Pero el trabajo «contracultural» de las escuelas católicas –formación de vidas jóvenes en la virtud, verdad y una identidad católica vigorosa– sigue siendo crucial. En un entorno nacional que a menudo parece moralmente confundido y cada vez más indiferente a la religión en general y el cristianismo en particular, las escuelas católicas ofrecen una ruta no sólo al conocimiento sino a la integridad moral.

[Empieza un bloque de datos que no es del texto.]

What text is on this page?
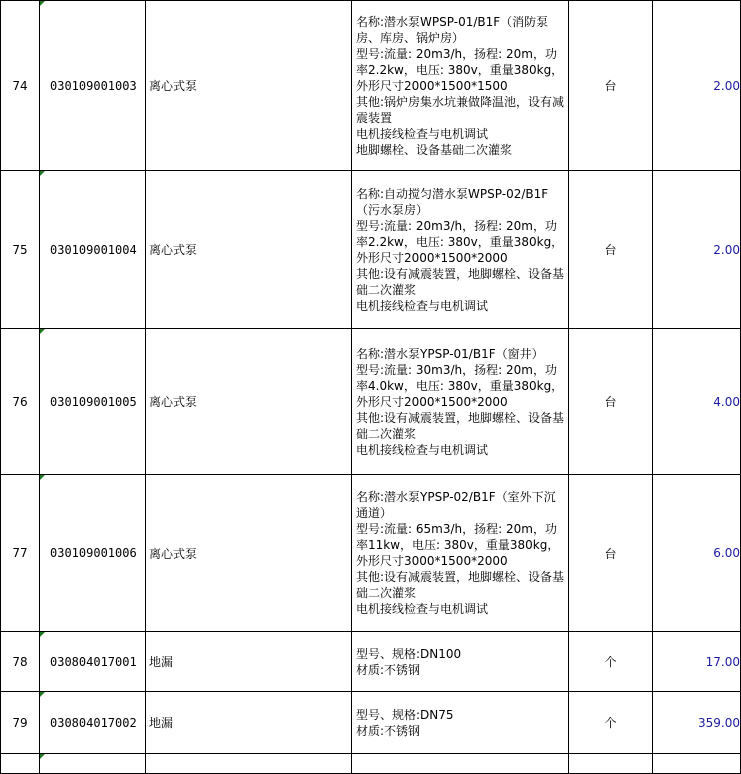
74	030109001003	离心式泵	名称:潜水泵WPSP-01/B1F（消防泵房、库房、锅炉房）
型号:流量: 20m3/h，扬程: 20m，功率2.2kw，电压: 380v，重量380kg，外形尺寸2000*1500*1500
其他:锅炉房集水坑兼做降温池，设有减震装置
电机接线检查与电机调试
地脚螺栓、设备基础二次灌浆	台	2.00
75	030109001004	离心式泵	名称:自动搅匀潜水泵WPSP-02/B1F（污水泵房）
型号:流量: 20m3/h，扬程: 20m，功率2.2kw，电压: 380v，重量380kg，外形尺寸2000*1500*2000
其他:设有减震装置，地脚螺栓、设备基础二次灌浆
电机接线检查与电机调试	台	2.00
76	030109001005	离心式泵	名称:潜水泵YPSP-01/B1F（窗井）
型号:流量: 30m3/h，扬程: 20m，功率4.0kw，电压: 380v，重量380kg，外形尺寸2000*1500*2000
其他:设有减震装置，地脚螺栓、设备基础二次灌浆
电机接线检查与电机调试	台	4.00
77	030109001006	离心式泵	名称:潜水泵YPSP-02/B1F（室外下沉通道）
型号:流量: 65m3/h，扬程: 20m，功率11kw，电压: 380v，重量380kg，外形尺寸3000*1500*2000
其他:设有减震装置，地脚螺栓、设备基础二次灌浆
电机接线检查与电机调试	台	6.00
78	030804017001	地漏	型号、规格:DN100
材质:不锈钢	个	17.00
79	030804017002	地漏	型号、规格:DN75
材质:不锈钢	个	359.00
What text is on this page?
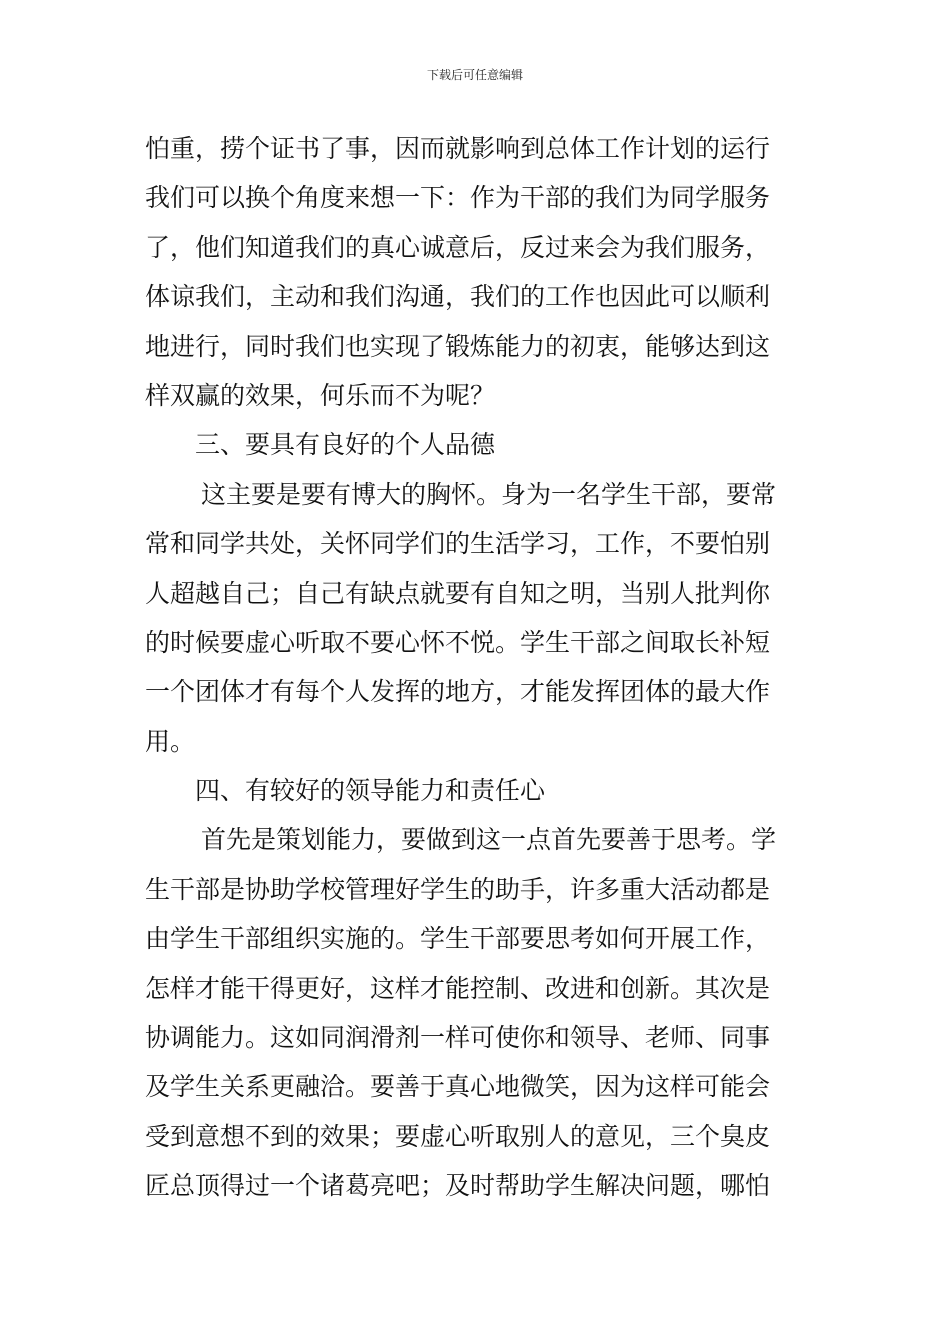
下载后可任意编辑
怕重，捞个证书了事，因而就影响到总体工作计划的运行
我们可以换个角度来想一下：作为干部的我们为同学服务
了，他们知道我们的真心诚意后，反过来会为我们服务，
体谅我们，主动和我们沟通，我们的工作也因此可以顺利
地进行，同时我们也实现了锻炼能力的初衷，能够达到这
样双赢的效果，何乐而不为呢？
三、要具有良好的个人品德
这主要是要有博大的胸怀。身为一名学生干部，要常
常和同学共处，关怀同学们的生活学习，工作，不要怕别
人超越自己；自己有缺点就要有自知之明，当别人批判你
的时候要虚心听取不要心怀不悦。学生干部之间取长补短
一个团体才有每个人发挥的地方，才能发挥团体的最大作
用。
四、有较好的领导能力和责任心
首先是策划能力，要做到这一点首先要善于思考。学
生干部是协助学校管理好学生的助手，许多重大活动都是
由学生干部组织实施的。学生干部要思考如何开展工作，
怎样才能干得更好，这样才能控制、改进和创新。其次是
协调能力。这如同润滑剂一样可使你和领导、老师、同事
及学生关系更融洽。要善于真心地微笑，因为这样可能会
受到意想不到的效果；要虚心听取别人的意见，三个臭皮
匠总顶得过一个诸葛亮吧；及时帮助学生解决问题，哪怕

Al anclarse ellas mismas en el amor de Dios, las escuelas católicas, en el mejor de los casos, crean en el estudiante un hambre de éxito y de excelencia académica. Forman a los jóvenes en la clase de propósito moral que lleva al liderazgo y la responsabilidad social en la vida adulta. Los resultados no mienten. No es casualidad que un gran número de líderes de negocios y cívicos de la región de Filadelfia fueron educados, al menos en parte, por escuelas católicas. En su efecto, nuestras escuelas son un tesoro no sólo para la Iglesia católica, sino para toda la comunidad en general. Es por eso que vale la pena luchar para mantener y hacer crecer nuestras escuelas arquidiocesanas, a pesar de las presiones financieras a las que nos enfrentamos ahora. Y es por eso que los católicos necesitan comprometerse políticamente en asuntos como la elección de escuelas y ser financieramente generosos en su apoyo de la educación católica.
Este año, desde el 27 de enero hasta el 2 de febrero es la Semana de las Escuelas Católicas. Aquí en Filadelfia, mucho ha ocurrido en los últimos 12 meses: la publicación de un informe de Blue Ribbon Commission sobre la educación católica; dispensa de escuela parroquiales y consolidaciones; una nueva oportunidad para cuatro escuelas secundarias destinadas a ser cerradas; una nueva Faith in the Future Foundation (fundación) para financiar la salud estratégica de nuestras escuelas católicas; y nuevas iniciativas para mantener «las escuelas misión» en las zonas pobres. Al acertadamente honrar a nuestros maestros, administradores y maravillosos donantes, debemos recordar dos cosas: primero, la excelencia de nuestras escuelas hace digno todos nuestros sacrificios; y segundo, el propósito de nuestras escuelas es mucho más que el simple éxito profesional.
Dios construyó la Iglesia que hemos heredado por el amor de generaciones de creyentes; su testimonio hizo posible nuestra fe. Ahora es nuestro turno para dar forma al futuro por el celo que traemos a nuestro propio testimonio diario. Es nuestro turno de actuar. Nos toca ahora vivir nuestra fe católica con todo el valor y fuerza que Cristo nos ha dado para amar la Iglesia que él fundó.
Las escuelas católicas desempeñan un papel irremplazable en hacer una realidad ese tipo de testimonio cristiano vigoroso. Más que nada, es por eso que son importantes.
La Iglesia depende de Dios que siempre la renovará y protegerá. Pero ella también depende de usted y de mí –maestros, párrocos, padres y muchos otros– para llevar a cabo la misión de Cristo en el mundo. Las palabras son baratas; la acción es lo que importa. Es hora de vivir nuestra fe católica como lo hicieron los apóstoles –y a través de ella, reformar el mundo.